Am ersten Jahrestag des Supergaus in Fukushima strahlte das gelb-rote Anti-AKW-Symbol an zahllosen Manifestationen. Das SVP-Sünneli hingegen macht einen Lätsch: Die SVP musste gestern bei Parlamentswahlen in drei Kantonen der deutschen Schweiz massive Verluste hinnehmen, der Trend der Nationalratswahlen setzt sich vor.

Der gestrige Wahltag dürfte SVP-Parteipräsident Toni Brunner (Foto) gleich doppelt schmerzen: In seinem Heimatkanton St. Gallen schaffte sein Kompagnon Stefan Kölliker die Wiederwahl als Regierungsrat nur äusserst knapp, bei den Parlamentswahlen setzte es für die SVP gar eine Schlappe ab.

In St. Gallen büsst die SVP 6 Sitze ein, in Schwyz ebenfalls, in Uri verliert sie 4 Sitze. Das sind happige Verluste, die die Volkspartei fünf Monate nach den Nationalratswahlen erlitt. Der Trend von damals – minus 2,3 Prozentpunkte – setzt sich also fort, ein Muster wird erkennbar.

Die nüchternen Zahlen von gestern blenden allerdings aus, dass die SVP in den Kantonen St. Gallen und Schwyz weiterhin die klar stärkste Kraft bleibt und in Uri ex-aequo mit der FDP die zweitgrösste Fraktion stellt. Zieht man in Betracht, dass noch vor 20 Jahren in St. Gallen und Uri keine Kantonalsektionen existierten und die SVP Schwyz eine Kleinpartei war, präsentieren sich die Resultate in einem anderen Licht.

Erklärungsversuche für die massiven Sitzverluste, von der Affäre Hildebrand bis zu Bundesrat Ueli Maurers Taschenspielertricks mit dem Gripen, dürften zu kurz greifen. Der Hauptgrund ist einfacher: Die SVP konnte vor vier Jahren überwältigende Siege erringen, im Kanton Schwyz beispielsweise mit einem Plus von 14 Mandaten. Diese Erdrutsche wurden wegen Christoph Blochers Abwahl aus dem Bundesrat möglich. In den ersten kantonalen Wahlen nach diesem Erdbeben entlud sich die Wut vieler konservativer Wählerinnen und Wähler. Vorab die CVP musste dafür büssen.

Fazit: Die SVP bleibt in der Negativspirale. Das wird der politischen Konkurrenz weiter Mut und Auftrieb geben. Der stetige, 20 Jahre andauernde Aufstieg der Volkspartei ist vorbei, wenn auch auf hohem Niveau, der Nimbus der Unbesiegbaren endgültig gebrochen.
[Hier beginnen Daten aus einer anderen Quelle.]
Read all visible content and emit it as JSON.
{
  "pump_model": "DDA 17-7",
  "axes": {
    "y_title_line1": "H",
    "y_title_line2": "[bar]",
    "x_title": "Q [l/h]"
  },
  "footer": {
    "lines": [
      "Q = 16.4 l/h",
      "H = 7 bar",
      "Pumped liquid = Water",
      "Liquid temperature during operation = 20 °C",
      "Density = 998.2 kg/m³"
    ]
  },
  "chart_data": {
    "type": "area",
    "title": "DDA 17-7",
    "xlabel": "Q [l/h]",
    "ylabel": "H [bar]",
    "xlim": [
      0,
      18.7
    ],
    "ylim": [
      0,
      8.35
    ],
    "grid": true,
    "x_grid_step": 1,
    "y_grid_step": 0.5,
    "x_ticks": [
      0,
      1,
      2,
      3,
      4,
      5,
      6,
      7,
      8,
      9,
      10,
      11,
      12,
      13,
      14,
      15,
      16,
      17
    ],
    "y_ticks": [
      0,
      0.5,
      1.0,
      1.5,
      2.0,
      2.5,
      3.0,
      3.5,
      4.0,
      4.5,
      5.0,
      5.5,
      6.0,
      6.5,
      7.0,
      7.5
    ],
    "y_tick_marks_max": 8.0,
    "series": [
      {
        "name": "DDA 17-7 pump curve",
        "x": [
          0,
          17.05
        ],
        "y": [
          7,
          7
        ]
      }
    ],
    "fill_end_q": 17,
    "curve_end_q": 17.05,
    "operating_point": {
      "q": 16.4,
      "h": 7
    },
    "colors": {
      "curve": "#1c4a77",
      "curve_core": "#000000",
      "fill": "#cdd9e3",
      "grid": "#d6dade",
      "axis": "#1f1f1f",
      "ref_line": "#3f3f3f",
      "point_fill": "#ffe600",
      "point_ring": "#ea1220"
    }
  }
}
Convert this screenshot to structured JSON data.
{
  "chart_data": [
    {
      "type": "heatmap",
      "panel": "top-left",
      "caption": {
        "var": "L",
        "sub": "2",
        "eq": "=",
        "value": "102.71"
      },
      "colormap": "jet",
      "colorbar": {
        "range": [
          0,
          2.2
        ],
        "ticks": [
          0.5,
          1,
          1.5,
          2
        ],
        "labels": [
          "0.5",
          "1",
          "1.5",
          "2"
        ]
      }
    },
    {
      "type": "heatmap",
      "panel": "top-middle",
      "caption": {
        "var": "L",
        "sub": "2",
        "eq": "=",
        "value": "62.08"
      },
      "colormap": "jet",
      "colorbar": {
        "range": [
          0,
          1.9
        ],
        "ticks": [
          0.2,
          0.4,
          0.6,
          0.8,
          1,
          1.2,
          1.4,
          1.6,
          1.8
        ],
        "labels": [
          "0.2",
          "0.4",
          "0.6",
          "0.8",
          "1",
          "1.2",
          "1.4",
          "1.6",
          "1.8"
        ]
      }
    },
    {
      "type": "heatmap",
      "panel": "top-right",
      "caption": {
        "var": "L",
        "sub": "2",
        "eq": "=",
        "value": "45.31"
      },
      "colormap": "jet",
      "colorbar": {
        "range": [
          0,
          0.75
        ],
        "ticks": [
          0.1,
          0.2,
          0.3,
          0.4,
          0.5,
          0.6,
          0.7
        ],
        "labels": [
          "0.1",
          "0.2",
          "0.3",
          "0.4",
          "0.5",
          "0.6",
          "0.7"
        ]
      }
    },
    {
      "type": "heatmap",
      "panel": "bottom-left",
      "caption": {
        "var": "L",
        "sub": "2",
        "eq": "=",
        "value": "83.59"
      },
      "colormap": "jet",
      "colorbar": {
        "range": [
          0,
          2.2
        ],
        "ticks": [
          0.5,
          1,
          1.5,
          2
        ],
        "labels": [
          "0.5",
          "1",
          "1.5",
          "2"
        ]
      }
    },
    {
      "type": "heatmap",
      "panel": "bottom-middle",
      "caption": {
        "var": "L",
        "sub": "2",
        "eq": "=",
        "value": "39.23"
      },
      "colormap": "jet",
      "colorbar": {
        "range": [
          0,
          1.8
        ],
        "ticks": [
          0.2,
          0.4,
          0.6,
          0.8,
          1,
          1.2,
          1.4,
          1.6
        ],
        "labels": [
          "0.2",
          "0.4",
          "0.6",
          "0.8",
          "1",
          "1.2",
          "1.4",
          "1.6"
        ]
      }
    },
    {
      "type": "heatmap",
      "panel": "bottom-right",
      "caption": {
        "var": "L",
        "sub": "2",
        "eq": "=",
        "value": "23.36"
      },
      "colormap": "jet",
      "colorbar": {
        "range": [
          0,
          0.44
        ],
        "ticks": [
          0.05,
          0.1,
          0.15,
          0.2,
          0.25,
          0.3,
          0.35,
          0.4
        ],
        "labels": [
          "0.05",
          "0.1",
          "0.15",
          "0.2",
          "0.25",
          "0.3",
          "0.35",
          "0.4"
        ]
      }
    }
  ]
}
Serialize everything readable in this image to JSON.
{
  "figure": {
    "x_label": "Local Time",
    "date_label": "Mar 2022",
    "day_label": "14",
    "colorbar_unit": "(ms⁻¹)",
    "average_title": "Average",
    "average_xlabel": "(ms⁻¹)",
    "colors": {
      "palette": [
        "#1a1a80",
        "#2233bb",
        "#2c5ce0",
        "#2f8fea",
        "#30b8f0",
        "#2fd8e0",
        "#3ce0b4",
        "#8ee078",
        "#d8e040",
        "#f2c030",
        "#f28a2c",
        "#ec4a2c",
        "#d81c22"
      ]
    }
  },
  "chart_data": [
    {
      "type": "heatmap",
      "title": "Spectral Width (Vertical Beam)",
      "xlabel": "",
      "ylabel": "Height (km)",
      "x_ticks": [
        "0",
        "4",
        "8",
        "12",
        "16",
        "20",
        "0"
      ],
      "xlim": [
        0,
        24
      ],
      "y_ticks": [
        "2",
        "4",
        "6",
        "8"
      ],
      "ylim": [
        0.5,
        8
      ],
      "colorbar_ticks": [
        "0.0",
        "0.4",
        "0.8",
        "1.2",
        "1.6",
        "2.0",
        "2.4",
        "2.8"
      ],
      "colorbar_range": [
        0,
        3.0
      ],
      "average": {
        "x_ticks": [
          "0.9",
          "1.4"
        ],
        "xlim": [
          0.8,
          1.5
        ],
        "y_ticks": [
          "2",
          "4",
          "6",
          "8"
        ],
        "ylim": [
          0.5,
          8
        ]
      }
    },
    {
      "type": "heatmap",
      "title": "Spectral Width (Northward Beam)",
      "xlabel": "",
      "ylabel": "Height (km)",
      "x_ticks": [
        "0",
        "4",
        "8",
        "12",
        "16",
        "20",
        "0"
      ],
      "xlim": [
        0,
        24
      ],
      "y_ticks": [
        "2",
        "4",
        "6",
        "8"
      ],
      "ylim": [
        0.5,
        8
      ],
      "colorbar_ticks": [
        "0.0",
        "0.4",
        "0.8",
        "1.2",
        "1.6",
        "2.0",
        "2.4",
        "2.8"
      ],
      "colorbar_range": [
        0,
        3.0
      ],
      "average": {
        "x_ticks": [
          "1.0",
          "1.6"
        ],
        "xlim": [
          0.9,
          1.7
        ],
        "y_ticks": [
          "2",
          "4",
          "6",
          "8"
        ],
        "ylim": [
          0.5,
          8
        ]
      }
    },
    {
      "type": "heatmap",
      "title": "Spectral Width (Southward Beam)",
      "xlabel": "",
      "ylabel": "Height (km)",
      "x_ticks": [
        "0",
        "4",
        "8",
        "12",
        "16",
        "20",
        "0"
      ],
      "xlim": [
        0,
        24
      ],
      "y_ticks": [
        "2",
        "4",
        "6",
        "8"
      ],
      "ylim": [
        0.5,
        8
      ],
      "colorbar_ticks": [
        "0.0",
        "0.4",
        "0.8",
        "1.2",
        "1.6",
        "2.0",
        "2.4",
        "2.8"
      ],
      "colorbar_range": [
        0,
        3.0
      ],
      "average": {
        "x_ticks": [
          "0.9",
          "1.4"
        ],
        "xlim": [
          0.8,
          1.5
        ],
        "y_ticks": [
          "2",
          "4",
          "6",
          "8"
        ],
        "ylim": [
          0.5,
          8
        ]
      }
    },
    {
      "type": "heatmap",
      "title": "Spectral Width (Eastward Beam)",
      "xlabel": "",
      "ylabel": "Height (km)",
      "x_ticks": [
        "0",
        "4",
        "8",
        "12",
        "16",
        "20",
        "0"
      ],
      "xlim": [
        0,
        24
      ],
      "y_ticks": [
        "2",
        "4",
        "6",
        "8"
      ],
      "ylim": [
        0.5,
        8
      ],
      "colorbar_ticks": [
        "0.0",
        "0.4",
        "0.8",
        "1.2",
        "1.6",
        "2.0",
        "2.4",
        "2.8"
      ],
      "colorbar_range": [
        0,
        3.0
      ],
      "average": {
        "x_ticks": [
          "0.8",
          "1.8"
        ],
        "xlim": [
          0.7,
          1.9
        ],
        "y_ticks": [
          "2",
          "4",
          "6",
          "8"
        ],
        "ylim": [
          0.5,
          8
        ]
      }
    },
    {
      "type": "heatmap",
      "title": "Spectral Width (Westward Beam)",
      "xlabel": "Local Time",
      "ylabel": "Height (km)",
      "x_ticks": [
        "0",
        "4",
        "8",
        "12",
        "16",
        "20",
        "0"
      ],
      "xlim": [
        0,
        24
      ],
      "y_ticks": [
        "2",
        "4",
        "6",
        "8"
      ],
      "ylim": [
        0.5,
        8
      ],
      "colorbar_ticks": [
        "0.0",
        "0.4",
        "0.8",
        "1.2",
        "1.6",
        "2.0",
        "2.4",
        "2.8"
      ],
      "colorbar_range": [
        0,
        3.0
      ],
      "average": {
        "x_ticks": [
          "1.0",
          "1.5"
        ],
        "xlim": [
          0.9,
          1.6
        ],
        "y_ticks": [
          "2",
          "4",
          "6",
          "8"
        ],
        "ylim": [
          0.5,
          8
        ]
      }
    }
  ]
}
Ob Positionierungs-, Richtungs- und Personaldiskussionen über eine längere Zeitspanne immer wieder für Unruhe innerhalb der Partei sorgen werden, bleibt abzuwarten.

Mark Balsiger

Nachtrag vom Montag, 12. März 2012, 18 Uhr:

Auch die Schweizer Presse widmet sich heute dem Abschneiden der SVP an den kantonalen Wahlen. So auch der “Tages-Anzeiger”. Er wertet die Niederlagen als “Zeichen für die Ankunft in der Normalität”:

Willkommen in der Normalität (TA vom 12. März, Hannes Nussbaumer; PDF)

Schlicht falsch ist in der Tagi-Analyse, dass die gestrigen Wahlen die ersten seit den Nationalratswahlen im Oktober 2011 gewesen waren. Den meisten Medien ist derselbe Fehler unterlaufen. Tatsächlich fanden die ersten kantonalen Wahlen nach den “Eidgenössischen” bereits am 13. November 2011 statt, und zwar in Freiburg.

Dabei legte die SVP 3 Sitze zu. Zählt man den Sitzgewinn von gestern im Kanton Waadt dazu, präsentiert sich der Zwischenstand für die SVP nach 5 kantonalen Wahlen wie folgt:
– minus 16 Sitze in der deutschen Schweiz
– plus 4 Sitze in den frankofonen bzw. zweisprachigen Kantonen.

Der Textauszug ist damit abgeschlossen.